This is a phrase that I have had many a debate about - with myself. I'd give myself a good talking to by, on the one hand, telling myself that positive thinking and 'faking it' is all al load of codswallop, and how on Earth could faking a feeling or an emotion or a belief be of any use to me? I mean, it's not real! It's pretentious and I am not.
On the other hand, I could give it a go, couldn't I? What did I have to lose, right? If I laughed at something that I didn't really find funny, would that really turn my negative emotion into a positive one? Would it really make anxiety go away, even for a short while? Or if I thought long and hard enough and believed that I could conquer anxiety completely, would it really happen? Or what if I believed that I was brave enough to bungee jump? Would I actually go through with it?
The answer was a resounding no! I gave up as quick as I'd started because I didn't believe it could work. At least, not for me anyway.
Many people do not understand the term 'fake it 'til you make it'. I didn't. It is not as easy, in my opinion, to just pretend. I found myself exhausted from the pretence which made my anxiety worse. Which in turn, only exacerbated my feelings of low self-esteem, low self-worth and low vibrating energy. And when we put out a low energy, we get low energy back. That's the way it works.
So that is where it has to change! In order to attract positive energy vibrations, we must give it out. A lesson I have learnt in a very harsh way. I am not suggesting that this is the only method to combat anxiety, low self-esteem or low confidence. Different methods work for some and not others. But it may be a strategy that could help if you are open to it. Anxiety has many manifestations that this theory couldn't and wouldn't work for, however, this is a starting point to help you to believe your worth.
Let me go more into how and why you could try 'fake it 'til you make it'.
This phrase has been around since before circa 1973-ish and is a suggestion that by emulating confidence, optimism, and valuing oneself, we can start to realise that we are no longer faking it and that we are what we believe. But that is the hard part, belief.

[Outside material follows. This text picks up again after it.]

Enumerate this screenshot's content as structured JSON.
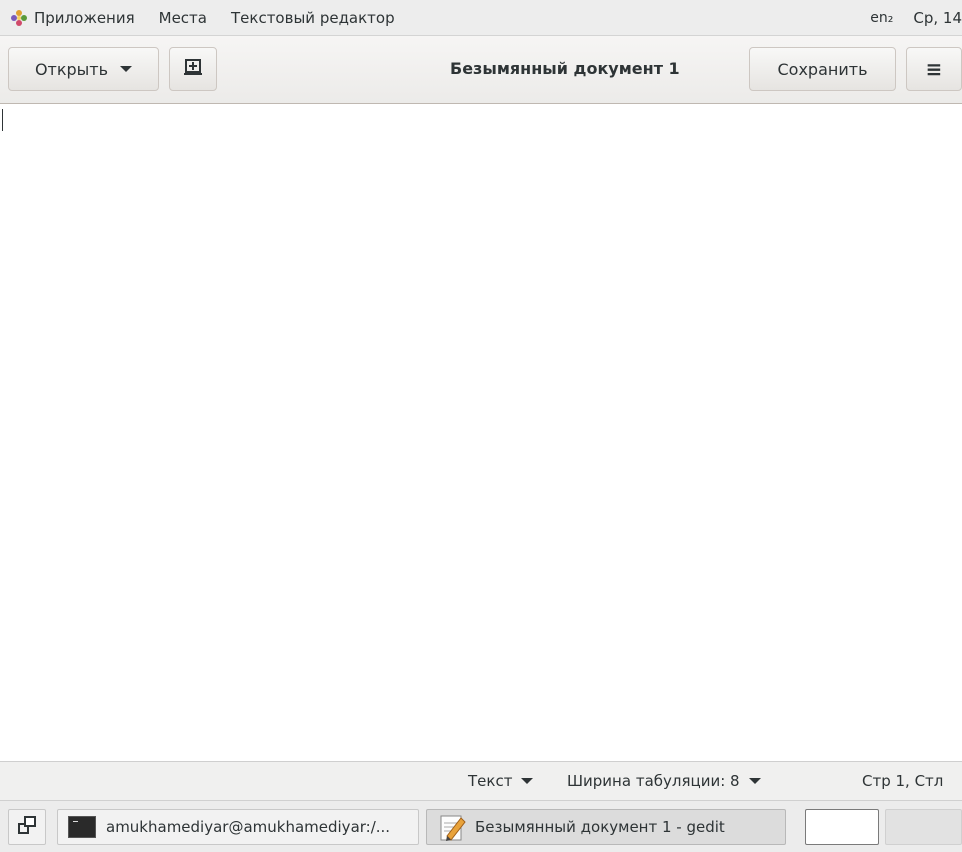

I'm not talking about pretending you've hit the jackpot in a monetary sense or spending your hard earned cash like you have an unlimited supply. That would be silly. I am talking about the way you perceive yourself and your anxieties.
During the many times I have tried to employ this concept, I have failed. And that is because I did not believe in it. Not really. I FELT fake. I felt like "who was I kidding?" Them? Or me? Or both? The key to 'faking it 'til you make it' is to start believing. Because in reality, you are all of those wonderful things you want to portray to people and to yourself. So when you look at it like that, you are not actually faking anything at all. What you are doing, is unbecoming who you are not, and believing in and acting as who you really are! By suppressing the negatives, you are allowing the real you to shine through.
That is not to say that any feelings of negativity should be ignored. Talking to those who are close to you about what you are feeling is a necessary part of the self-healing process. Faking it til you make it is a method you could choose to use in certain situations, such as, social situations or even on your own at home and in conjunction with other self-help remedies.
To take action is a choice. Feelings are often something we do not choose. But actions promote feelings so the two go hand in hand when we CHOOSE to take action. If we are pro-active, we can replace feelings of anxiety, low self-love and low confidence with feelings of joy, inclusion and feeling valued by ourselves and others. To 'act as if' we have already conquered anxiety, to 'act as if' we are completely happy with ourselves and our accomplishments, will, in time become our reality. Faking it 'til you make it will not produce results overnight. It is not a quick fix and I am certainly not endorsing this method as the only way to gain back the self confidence that anxiety robbed from us. But it is an option if you are willing to try it.
I have had success with this method personally once I believed in my self-affirmations. Such as, I have actually found myself genuinely laughing, being complimented and actually accepting said compliment, so much so that I had forgotten about the anxiety I felt at the beginning of the day. The result was that I ended up having an anxiety free day which was an accomplishment for me.
In summary, if we behave like we have slayed anxiety, if we act like we love ourselves, if we keep on smiling, if we believe in ourselves, we surely will find ourselves having to try less to become who we truly are.
Fake it 'til you make it?
Absolutely give it a try if you think it may help. But believe it also.
It's controversial and remember, this is my opinion only.